Pero la resolución parece de lo más conservador, de lo más rancio: si unos calcetines doblados (quiero pensar que como símbolo…) tienen un poder que ríase usted de Supermán, aquí hay algo que no funciona. ¿Pueden cincuenta años de continuo desdén corregirse por un humilde par de calcetines pulcramente doblados? Cine pues que busca torticeramente pastorear al público hasta sus muy reaccionarios postulados, Maravillosa familia de Tokio es, sin embargo, una película que se deja ver agradablemente en sus graciosos diálogos y situaciones, con un guion escrito por el propio Yamada y su habitual libretista, la escritora Emiko Hiramatsu; eso sí, las comparaciones con el cine de Ozu resultan del todo infundadas, salvo en lo groseramente superficial.

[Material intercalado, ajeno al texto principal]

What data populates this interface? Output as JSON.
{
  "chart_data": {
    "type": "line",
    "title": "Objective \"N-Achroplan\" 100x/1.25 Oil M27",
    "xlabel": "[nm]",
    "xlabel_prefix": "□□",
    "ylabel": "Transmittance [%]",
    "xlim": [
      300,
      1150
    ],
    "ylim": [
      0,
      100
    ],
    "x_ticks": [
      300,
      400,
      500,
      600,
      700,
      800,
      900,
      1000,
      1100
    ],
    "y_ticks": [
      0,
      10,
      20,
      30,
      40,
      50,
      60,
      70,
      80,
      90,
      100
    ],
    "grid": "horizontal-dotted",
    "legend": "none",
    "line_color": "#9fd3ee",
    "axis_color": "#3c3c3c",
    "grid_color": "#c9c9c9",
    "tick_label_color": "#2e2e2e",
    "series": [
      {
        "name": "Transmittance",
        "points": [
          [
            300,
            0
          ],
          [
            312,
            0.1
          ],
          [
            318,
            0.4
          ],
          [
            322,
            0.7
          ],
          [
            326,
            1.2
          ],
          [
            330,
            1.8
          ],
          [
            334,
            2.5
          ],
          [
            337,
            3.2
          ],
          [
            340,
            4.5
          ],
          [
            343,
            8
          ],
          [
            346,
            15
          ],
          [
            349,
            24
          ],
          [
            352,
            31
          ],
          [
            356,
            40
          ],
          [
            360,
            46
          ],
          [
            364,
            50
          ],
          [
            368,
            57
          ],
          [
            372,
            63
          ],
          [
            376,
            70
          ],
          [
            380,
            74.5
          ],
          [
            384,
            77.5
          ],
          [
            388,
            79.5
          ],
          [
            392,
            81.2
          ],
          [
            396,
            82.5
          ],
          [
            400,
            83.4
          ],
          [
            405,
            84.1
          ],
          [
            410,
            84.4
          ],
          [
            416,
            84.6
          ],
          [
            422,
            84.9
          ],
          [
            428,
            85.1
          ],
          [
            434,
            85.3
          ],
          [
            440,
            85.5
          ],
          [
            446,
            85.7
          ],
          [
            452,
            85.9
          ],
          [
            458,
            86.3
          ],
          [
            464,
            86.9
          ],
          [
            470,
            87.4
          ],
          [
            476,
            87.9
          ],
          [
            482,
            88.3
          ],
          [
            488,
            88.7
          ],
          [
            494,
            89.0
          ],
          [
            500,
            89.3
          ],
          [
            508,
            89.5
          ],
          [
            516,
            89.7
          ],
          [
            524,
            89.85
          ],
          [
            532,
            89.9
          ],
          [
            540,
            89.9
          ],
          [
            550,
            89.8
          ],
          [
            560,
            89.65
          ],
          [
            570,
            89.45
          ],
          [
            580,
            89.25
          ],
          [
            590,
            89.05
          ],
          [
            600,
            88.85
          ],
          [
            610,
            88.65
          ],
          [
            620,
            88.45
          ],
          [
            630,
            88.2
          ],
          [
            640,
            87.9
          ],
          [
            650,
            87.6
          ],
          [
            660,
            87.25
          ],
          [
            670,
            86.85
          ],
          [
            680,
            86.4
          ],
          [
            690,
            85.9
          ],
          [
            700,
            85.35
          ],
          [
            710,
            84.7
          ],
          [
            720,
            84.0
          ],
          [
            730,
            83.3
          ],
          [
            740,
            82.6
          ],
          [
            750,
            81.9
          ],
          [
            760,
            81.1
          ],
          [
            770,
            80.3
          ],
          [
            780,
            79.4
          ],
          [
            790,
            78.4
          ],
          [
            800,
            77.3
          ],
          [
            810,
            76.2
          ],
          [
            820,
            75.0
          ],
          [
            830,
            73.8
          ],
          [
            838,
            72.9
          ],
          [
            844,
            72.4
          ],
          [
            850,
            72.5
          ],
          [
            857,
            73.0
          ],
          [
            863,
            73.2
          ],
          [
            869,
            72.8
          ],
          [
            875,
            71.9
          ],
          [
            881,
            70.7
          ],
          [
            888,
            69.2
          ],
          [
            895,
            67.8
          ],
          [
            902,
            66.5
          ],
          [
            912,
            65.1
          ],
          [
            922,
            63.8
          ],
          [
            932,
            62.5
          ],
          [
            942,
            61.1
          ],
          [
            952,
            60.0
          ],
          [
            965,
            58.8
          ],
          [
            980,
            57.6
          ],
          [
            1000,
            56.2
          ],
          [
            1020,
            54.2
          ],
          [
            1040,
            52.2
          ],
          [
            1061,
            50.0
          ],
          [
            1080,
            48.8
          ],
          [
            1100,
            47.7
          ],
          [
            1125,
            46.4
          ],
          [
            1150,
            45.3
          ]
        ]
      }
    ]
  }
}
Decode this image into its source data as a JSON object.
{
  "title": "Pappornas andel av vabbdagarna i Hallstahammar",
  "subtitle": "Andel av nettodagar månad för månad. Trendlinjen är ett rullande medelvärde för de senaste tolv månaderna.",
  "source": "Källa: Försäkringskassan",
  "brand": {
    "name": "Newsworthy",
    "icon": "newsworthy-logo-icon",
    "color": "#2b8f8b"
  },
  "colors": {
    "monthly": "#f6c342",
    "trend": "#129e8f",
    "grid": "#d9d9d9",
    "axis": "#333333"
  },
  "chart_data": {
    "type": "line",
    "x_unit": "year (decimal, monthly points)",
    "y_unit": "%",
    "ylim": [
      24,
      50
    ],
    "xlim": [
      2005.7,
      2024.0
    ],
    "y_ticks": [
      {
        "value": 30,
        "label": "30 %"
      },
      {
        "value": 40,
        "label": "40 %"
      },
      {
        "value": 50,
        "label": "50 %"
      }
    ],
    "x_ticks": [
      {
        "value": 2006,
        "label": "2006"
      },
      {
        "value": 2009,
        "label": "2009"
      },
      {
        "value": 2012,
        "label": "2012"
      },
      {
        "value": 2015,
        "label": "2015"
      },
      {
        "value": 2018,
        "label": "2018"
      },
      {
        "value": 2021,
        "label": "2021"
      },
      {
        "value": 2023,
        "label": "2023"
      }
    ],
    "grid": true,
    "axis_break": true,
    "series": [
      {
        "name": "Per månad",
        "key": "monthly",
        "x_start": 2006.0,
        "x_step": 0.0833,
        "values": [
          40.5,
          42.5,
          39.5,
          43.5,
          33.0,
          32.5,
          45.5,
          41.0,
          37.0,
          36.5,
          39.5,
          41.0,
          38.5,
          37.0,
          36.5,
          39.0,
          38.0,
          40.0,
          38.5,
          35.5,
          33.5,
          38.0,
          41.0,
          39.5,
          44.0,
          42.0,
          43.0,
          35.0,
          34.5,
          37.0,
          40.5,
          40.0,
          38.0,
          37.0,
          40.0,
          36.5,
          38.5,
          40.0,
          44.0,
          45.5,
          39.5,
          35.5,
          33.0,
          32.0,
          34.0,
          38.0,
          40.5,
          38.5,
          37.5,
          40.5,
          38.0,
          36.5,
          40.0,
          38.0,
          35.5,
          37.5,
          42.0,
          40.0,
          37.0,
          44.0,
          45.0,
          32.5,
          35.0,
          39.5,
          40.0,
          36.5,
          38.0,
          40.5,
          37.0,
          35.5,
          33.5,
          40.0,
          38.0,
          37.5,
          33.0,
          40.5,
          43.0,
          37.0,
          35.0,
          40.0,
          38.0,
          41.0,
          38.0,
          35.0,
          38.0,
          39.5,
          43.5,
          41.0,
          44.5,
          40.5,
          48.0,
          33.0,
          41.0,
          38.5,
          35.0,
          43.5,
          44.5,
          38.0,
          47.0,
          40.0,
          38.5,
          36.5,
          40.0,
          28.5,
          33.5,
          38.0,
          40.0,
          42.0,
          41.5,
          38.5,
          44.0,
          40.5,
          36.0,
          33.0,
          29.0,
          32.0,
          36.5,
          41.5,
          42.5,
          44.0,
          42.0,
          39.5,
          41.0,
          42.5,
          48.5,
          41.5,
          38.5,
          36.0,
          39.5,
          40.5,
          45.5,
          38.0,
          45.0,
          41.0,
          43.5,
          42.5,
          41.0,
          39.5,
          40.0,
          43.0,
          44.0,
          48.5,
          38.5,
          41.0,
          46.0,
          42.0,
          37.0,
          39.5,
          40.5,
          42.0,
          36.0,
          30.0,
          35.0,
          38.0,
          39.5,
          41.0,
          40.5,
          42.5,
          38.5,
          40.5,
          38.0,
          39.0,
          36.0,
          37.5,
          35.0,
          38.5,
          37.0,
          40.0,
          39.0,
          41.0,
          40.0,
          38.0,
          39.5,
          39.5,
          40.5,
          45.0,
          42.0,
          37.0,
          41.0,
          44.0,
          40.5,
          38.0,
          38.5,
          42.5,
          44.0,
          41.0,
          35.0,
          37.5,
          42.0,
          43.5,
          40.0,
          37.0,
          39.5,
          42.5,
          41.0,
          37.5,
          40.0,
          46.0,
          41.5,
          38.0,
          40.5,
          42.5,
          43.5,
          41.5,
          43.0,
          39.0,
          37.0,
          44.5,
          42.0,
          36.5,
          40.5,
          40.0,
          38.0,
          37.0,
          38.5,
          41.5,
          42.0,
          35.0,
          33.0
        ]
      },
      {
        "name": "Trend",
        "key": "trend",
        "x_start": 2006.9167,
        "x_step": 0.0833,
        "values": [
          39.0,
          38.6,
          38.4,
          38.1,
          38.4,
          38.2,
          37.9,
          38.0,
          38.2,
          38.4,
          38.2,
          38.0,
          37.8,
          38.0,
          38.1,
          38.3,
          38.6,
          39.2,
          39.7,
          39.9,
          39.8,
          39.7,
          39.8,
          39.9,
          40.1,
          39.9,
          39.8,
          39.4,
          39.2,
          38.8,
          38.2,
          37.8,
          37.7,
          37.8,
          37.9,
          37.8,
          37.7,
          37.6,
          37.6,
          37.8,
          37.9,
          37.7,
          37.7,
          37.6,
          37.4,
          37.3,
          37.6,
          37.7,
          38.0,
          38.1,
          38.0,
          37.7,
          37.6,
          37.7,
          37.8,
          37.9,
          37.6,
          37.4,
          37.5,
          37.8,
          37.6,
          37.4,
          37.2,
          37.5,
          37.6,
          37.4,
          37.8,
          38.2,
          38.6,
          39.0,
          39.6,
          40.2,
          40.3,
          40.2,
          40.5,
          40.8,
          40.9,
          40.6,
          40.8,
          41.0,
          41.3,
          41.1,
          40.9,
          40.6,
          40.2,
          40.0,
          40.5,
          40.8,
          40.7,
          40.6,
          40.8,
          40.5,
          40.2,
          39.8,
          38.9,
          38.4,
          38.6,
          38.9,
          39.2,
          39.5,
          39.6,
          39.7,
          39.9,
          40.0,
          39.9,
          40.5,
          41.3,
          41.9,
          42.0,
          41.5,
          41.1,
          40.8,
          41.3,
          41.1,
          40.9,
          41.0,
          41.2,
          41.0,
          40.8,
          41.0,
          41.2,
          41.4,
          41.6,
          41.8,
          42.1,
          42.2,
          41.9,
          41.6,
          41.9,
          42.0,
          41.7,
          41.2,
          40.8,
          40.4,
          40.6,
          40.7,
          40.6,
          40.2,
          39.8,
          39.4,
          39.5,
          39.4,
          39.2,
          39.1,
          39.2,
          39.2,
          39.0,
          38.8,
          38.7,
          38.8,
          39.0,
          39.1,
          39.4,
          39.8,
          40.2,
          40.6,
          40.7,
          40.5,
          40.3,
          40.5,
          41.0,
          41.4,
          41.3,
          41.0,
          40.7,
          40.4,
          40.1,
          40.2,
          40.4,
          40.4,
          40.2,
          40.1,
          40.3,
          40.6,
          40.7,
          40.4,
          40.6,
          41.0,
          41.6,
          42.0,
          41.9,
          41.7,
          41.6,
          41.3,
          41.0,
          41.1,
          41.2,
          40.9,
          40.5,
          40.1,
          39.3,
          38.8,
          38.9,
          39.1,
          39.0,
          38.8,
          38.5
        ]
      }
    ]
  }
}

Es llamativo el hecho de que los personajes más mentecatos de esta familia de mentecatos sean precisamente los varones: el abuelo, grosero, estúpido, machista, egoísta, por citar sólo algunos de sus muchos defectos, y sin una sola virtud; el hijo mayor, imbécil redomado, visceralmente volcado en su trabajo, materialista “ad nauseam”; el yerno, el bobo mayor del reino (uy, perdón, del imperio…), con una capacidad innata para meter la pata continuamente; menos mal que el hijo pequeño es lo más parecido a un tipo normal. Las mujeres, por el contrario, están algo más matizadas: la abuela, que parece haber encontrado el nirvana en su vocación literaria y en la posibilidad de escape del metafórico encarcelamiento que dura ya medio siglo; la hija, irascible y superficial, de vocación pendenciera; la nuera, típica y tópica ama de casa tradicional volcada en el cuidado del marido y los hijos, pero a la que empiezan a hinchársele las narices ante los continuos desplantes del botarate del esposo.
Yamada tiene cierta tendencia al subrayado, como si tuviera que explicar al espectador algunas cosas que parecen evidentes. No obstante, el filme está bien narrado y se sigue con agrado, aunque las majaderías de los personajes, con cierta frecuencia, exasperen al espectador. Los intérpretes, como es tan habitual en el cine japonés, tienen una exagerada tendencia a la sobreactuación, no sé si por influencia del teatro kabuki.